24 de marzo de 2007

- CUIDACOCHES -



Cuidacoches, una mafia urbana

El reciente recital del músico Roger Waters dio pie para que en las inmediaciones del estadio de River Plate asistiéramos a un ejemplo más de los atropellos de una de las más persistentes e impunes mafias urbanas: la de los cuidacoches, vulgarmente denominados "trapitos". Ya fuese por espíritu ahorrativo o porque estaban abarrotados los estacionamientos legales, miles de automovilistas que trataron de estacionar en la vía pública fueron víctimas de las exacciones de esa plaga que actúa a vista y paciencia de todo el mundo, incluida la policía.

Entre 10 y 20 pesos por vehículo, según el lugar y la hora, tuvieron que abonar los conductores. Quienes se negaron a oblar ese tan insólito canon fueron amenazados y compelidos a abandonar el espacio que pretendían ocupar. Y quienes les confiaron el cuidado de su auto a esos sujetos tan particulares, obviamente comprobaron, al regresar a buscar el vehículo, que nadie lo estaba cuidando.

Como se expresó en otras oportunidades en que LA NACION se ocupó aquí de este tema, los mal llamados cuidacoches son adultos hechos y derechos, de infaltable presencia en cuanto espectáculo deportivo o festival artístico es realizado, al igual que en las inmediaciones de locales gastronómicos, clínicas privadas y hospitales públicos, museos y lugares frecuentados por el turismo. Infringen expresas disposiciones del Código Contravencional de la Ciudad de Buenos Aires. Sin embargo, nadie -ni la Policía Federal ni la Guardia Urbana- controla su ingrata presencia o se ocupa de hacer cumplir la normativa vigente.

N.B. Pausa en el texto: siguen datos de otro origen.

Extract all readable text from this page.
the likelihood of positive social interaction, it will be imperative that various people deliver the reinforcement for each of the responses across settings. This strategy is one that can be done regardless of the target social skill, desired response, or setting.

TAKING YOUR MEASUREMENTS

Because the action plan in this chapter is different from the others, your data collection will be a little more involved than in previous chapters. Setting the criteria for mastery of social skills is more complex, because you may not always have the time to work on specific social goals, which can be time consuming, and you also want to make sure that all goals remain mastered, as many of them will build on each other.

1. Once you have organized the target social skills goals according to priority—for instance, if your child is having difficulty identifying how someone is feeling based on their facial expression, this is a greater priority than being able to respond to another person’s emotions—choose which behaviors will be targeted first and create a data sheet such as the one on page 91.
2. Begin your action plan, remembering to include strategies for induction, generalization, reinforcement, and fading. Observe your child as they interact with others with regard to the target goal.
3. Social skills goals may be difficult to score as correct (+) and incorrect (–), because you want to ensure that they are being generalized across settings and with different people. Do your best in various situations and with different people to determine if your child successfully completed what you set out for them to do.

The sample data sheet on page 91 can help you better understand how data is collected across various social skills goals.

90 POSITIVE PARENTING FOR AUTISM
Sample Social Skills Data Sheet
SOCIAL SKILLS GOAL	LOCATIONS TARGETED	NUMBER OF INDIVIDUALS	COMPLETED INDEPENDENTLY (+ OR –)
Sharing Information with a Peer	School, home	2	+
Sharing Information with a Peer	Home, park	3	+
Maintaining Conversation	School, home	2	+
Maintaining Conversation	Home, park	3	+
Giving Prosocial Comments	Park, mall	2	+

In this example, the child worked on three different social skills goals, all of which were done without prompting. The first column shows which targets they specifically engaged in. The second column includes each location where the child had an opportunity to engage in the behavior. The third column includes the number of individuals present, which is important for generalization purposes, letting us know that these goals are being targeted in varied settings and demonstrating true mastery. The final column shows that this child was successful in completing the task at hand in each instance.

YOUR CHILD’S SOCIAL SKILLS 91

Hace poco más de tres años, las autoridades porteñas dispusieron reglamentar esa labor, que sería llevada a cabo al margen de la desarrollada por los vendedores legales de tarjetas de estacionamiento. Entidades de bien público, fundaciones y organizaciones no gubernamentales se encargarían de controlar el estacionamiento en las áreas frecuentadas por los "trapitos", mediante la designación de personal carente de antecedentes penales, provisto de un chaleco especial y facultado para ofrecer y cobrar una contribución voluntaria.

Al igual que otras iniciativas de esa misma época, el sistema tuvo efímera vigencia y muy pronto quedó de lado. Reaparecieron los cuidacoches clandestinos y sus bravuconadas, proferidas a diestra y siniestra bajo el amparo de solapados respaldos, duchos en facilitarles la posibilidad de actuar sin interferencias.

Entretanto, las autoridades locales hicieron la vista gorda a esa contravención y a cuanto se oculta detrás de ella, pues por lo menos en algunos casos -el de las amenazas- se convierte en delito liso y llano. Por desidia, conveniencia o indiferencia, se despreocuparon del cumplimiento de normas que ellas mismas han refrendado para mejorar la calidad de vida de los porteños.

La persistencia de esa molesta situación es inadmisible. Se trata de la imposición de una suerte de tributo paralelo y forzoso que es menester pagar sí o sí por causa de la inacción de quienes deberían evitarla. La solución salta a la vista: bastaría con que fuesen arbitrados los medios para resucitar con todo vigor la modalidad de hace tres años. Pero es obvio que llevar adelante esta iniciativa requeriría la decisión política de los mismos personajes que hoy están tolerando tantas y tan graves irregularidades.